Un geste simple limite considérablement ces effets : noter chaque réponse immédiatement après l'entretien, avant tout échange avec les autres membres du jury. Cette discipline, en apparence anodine, empêche l'installation de l'effet de halo et réduit la pression du groupe, qui pousse souvent à aligner son jugement sur celui exprimé en premier par un collègue plus assertif ou plus expérimenté. L'évaluation individuelle, consignée avant la discussion collective, protège la diversité des regards, qui constitue précisément la richesse d'un jury à plusieurs voix.

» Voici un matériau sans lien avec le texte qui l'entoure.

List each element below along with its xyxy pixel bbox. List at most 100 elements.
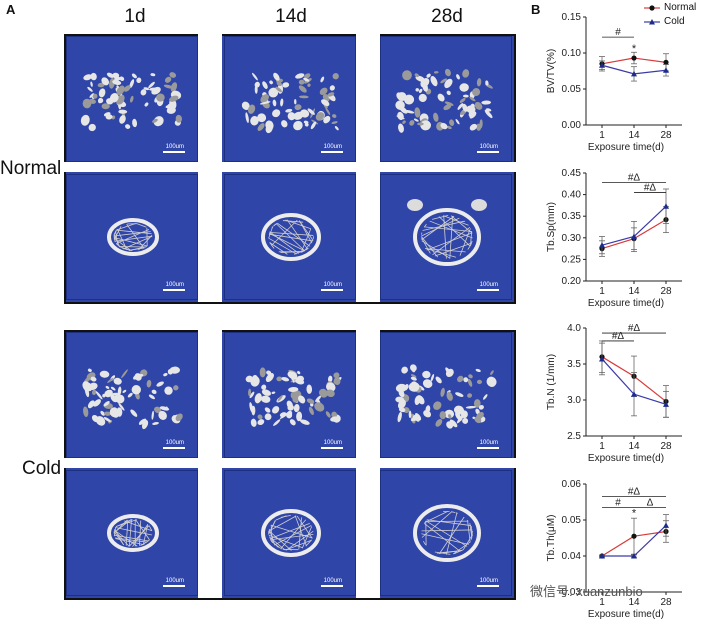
watermark: 微信号: xuanzunbio bbox=[530, 584, 643, 599]
point-cold bbox=[663, 203, 669, 209]
y-axis-label: Tb.Th(μM) bbox=[546, 515, 557, 562]
scale-bar bbox=[321, 585, 343, 587]
legend-label-cold: Cold bbox=[664, 16, 685, 27]
grid-gap-horizontal bbox=[64, 162, 516, 172]
x-tick-label: 14 bbox=[628, 597, 640, 608]
scale-bar bbox=[321, 289, 343, 291]
y-tick-label: 0.40 bbox=[562, 190, 582, 201]
ct-tile-cold-28d-cross-section: 100um bbox=[380, 470, 512, 596]
y-tick-label: 0.20 bbox=[562, 276, 582, 287]
ct-tile-normal-28d-longitudinal: 100um bbox=[380, 36, 512, 162]
ct-tile-cold-14d-cross-section: 100um bbox=[224, 470, 356, 596]
point-normal bbox=[631, 55, 637, 61]
x-tick-label: 1 bbox=[599, 441, 605, 452]
x-tick-label: 1 bbox=[599, 130, 605, 141]
point-cold bbox=[631, 233, 637, 240]
y-tick-label: 0.25 bbox=[562, 254, 582, 265]
micro-ct-grid: 100um 100um 100um 100um 100um 100um 100um 100um… bbox=[64, 34, 516, 600]
point-cold bbox=[599, 553, 605, 559]
y-tick-label: 0.03 bbox=[562, 587, 582, 598]
point-cold bbox=[631, 553, 637, 559]
y-tick-label: 0.00 bbox=[562, 120, 582, 131]
significance-mark: #Δ bbox=[628, 173, 641, 184]
x-tick-label: 28 bbox=[660, 286, 672, 297]
bone-rendering bbox=[261, 213, 321, 261]
x-tick-label: 28 bbox=[660, 597, 672, 608]
scale-bar-label: 100um bbox=[165, 578, 184, 584]
col-head-1d: 1d bbox=[124, 6, 146, 27]
significance-star: * bbox=[632, 508, 637, 520]
x-tick-label: 1 bbox=[599, 286, 605, 297]
x-axis-label: Exposure time(d) bbox=[588, 609, 664, 620]
scale-bar-label: 100um bbox=[165, 282, 184, 288]
scale-bar-label: 100um bbox=[479, 578, 498, 584]
scale-bar-label: 100um bbox=[165, 144, 184, 150]
significance-mark: Δ bbox=[647, 497, 654, 508]
y-tick-label: 3.5 bbox=[567, 359, 581, 370]
legend: Normal Cold bbox=[642, 2, 708, 30]
point-cold bbox=[631, 70, 637, 77]
bone-rendering bbox=[395, 68, 493, 133]
bone-rendering bbox=[82, 366, 183, 430]
x-tick-label: 14 bbox=[628, 441, 640, 452]
y-axis-label: Tb.Sp(mm) bbox=[546, 202, 557, 252]
significance-mark: #Δ bbox=[628, 487, 641, 498]
scale-bar-label: 100um bbox=[479, 440, 498, 446]
ct-tile-cold-28d-longitudinal: 100um bbox=[380, 332, 512, 458]
y-tick-label: 0.06 bbox=[562, 479, 582, 490]
scale-bar-label: 100um bbox=[479, 282, 498, 288]
bone-rendering bbox=[407, 199, 487, 266]
x-tick-label: 14 bbox=[628, 286, 640, 297]
point-cold bbox=[663, 67, 669, 73]
panel-a-letter: A bbox=[6, 2, 16, 17]
scale-bar bbox=[163, 585, 185, 587]
scale-bar bbox=[477, 585, 499, 587]
point-normal bbox=[663, 59, 669, 65]
y-axis-label: Tb.N (1/mm) bbox=[546, 354, 557, 410]
bone-rendering bbox=[80, 72, 183, 132]
y-tick-label: 0.30 bbox=[562, 233, 582, 244]
ct-tile-normal-28d-cross-section: 100um bbox=[380, 174, 512, 300]
ct-tile-normal-14d-cross-section: 100um bbox=[224, 174, 356, 300]
scale-bar bbox=[163, 289, 185, 291]
row-label-cold: Cold bbox=[22, 458, 62, 479]
y-tick-label: 0.05 bbox=[562, 515, 582, 526]
point-cold bbox=[599, 242, 605, 248]
bone-rendering bbox=[413, 504, 481, 562]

Ce que la structure rend possible
Structurer un entretien ne consiste pas à appauvrir l'échange humain au profit d'une méthode froide et mécanique. C'est l'inverse. La structure libère le recruteur d'une charge qu'il ne perçoit pas toujours : celle de devoir, seul, dans l'instant, construire un jugement fiable à partir d'une conversation par nature imparfaite.
Mêmes questions posées à chaque candidat, même grille d'évaluation utilisée pour tous, notation consignée avant toute discussion : ces trois réflexes, simples à mettre en œuvre, transforment un processus fragile en une démarche réellement comparable. Les recrutements qui en résultent ne sont pas seulement plus justes. Ils sont plus rapides à défendre lorsqu'une décision est contestée, et plus fiables dans la durée, lorsque vient le moment d'évaluer si le choix effectué était le bon.